Food News

The Dirtiest Thing on a Restaurant Table Is Not What You Think

Image Credit: facebook | Kitchn

When you head to a restaurant this time of year, you're probably in search of a nice meal, a pleasant evening, and maybe a festive cocktail or two. You're probably not heading out in search of a cold to catch. But it's the season of germs everywhere, and ABC News set out to find where those germs lurk in restaurants around the country — and it may make you rethink using the salt and pepper shaker.

The reporters teamed up with researchers from the University of Arizona to swab the tabletop items at restaurants in New York, Ohio, and Arizona, analyzing each of them for total bacteria counts and coliforms. Because this is a food site, we won't get into details on what coliforms are, but they're gross and these are the kinds of germs that will get you far more sick than a mere cold.

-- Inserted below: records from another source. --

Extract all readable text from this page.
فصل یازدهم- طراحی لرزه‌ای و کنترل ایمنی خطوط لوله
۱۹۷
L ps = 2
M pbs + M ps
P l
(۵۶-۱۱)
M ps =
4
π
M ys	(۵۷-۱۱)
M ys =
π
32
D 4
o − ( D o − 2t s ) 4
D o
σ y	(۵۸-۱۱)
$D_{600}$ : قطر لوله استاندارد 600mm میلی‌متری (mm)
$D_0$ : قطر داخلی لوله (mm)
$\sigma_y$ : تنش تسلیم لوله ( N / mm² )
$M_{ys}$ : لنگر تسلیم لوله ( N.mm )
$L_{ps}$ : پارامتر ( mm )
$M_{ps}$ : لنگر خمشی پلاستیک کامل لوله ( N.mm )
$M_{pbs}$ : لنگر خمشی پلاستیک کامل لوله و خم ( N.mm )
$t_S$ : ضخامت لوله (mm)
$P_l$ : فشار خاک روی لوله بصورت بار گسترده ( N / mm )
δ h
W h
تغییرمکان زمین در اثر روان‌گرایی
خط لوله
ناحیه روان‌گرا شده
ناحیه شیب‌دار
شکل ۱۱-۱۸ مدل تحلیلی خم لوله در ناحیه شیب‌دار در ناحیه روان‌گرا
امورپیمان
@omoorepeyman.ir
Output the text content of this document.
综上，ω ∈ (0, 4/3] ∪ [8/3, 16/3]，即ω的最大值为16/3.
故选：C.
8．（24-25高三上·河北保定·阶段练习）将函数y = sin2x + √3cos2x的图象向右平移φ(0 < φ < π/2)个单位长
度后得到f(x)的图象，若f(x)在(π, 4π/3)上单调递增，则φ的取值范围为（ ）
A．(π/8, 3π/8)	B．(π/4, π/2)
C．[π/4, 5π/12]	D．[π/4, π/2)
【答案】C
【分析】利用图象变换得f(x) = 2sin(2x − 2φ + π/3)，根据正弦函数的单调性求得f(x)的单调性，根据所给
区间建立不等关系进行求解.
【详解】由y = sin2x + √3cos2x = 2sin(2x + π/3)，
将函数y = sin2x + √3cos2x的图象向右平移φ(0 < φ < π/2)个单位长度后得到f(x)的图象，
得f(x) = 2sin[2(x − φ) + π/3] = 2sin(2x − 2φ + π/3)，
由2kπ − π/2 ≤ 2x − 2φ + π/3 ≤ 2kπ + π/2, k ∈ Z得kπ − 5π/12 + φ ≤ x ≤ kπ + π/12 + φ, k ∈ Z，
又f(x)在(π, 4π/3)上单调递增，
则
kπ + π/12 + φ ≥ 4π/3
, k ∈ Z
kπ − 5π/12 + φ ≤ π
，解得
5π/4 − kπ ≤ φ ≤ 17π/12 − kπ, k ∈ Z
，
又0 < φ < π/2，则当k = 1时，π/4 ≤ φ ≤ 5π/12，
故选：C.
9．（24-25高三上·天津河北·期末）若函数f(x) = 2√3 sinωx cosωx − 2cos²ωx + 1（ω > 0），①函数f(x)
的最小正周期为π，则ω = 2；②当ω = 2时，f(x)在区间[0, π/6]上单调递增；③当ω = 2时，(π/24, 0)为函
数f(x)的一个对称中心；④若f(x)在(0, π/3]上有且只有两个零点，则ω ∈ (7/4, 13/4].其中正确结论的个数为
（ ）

Read more: Dining Out? Do You Know Which Restaurant Tabletop Item Is Germier Than a Toilet Seat?

Of all the items on the table, the sugar had the lowest average count, with only 2,300 bacteria. Dr. Chuck Gerba, one of the investigators, surmised that was because it's handled the least. So, what's handled the most? Well, the pepper fell second-highest in the bacteria count, with almost 11,600 organisms. "Bacteria like pepper," Gerba says. So not only is it already a happy home for the bacteria, it's something that you're shaking directly on the food. Lovely!

The only thing that ranked higher than the pepper shakers was the menu, coming in with a walloping 185,000 bacteria. "You probably have about 100 times more bacteria on that menu than you do a typical toilet seat in the restroom," Gerba told ABC. Think carefully about that the next time you feel something a little sticky on your menu.

If you're totally grossed out now and swearing off restaurants, slow your roll just a touch: most of the bacteria they found weren't harmful, and probably the ones that would just give you a respiratory infection. That said, you might consider washing your hands between ordering and eating — and rethinking just how badly your food needs seasoning.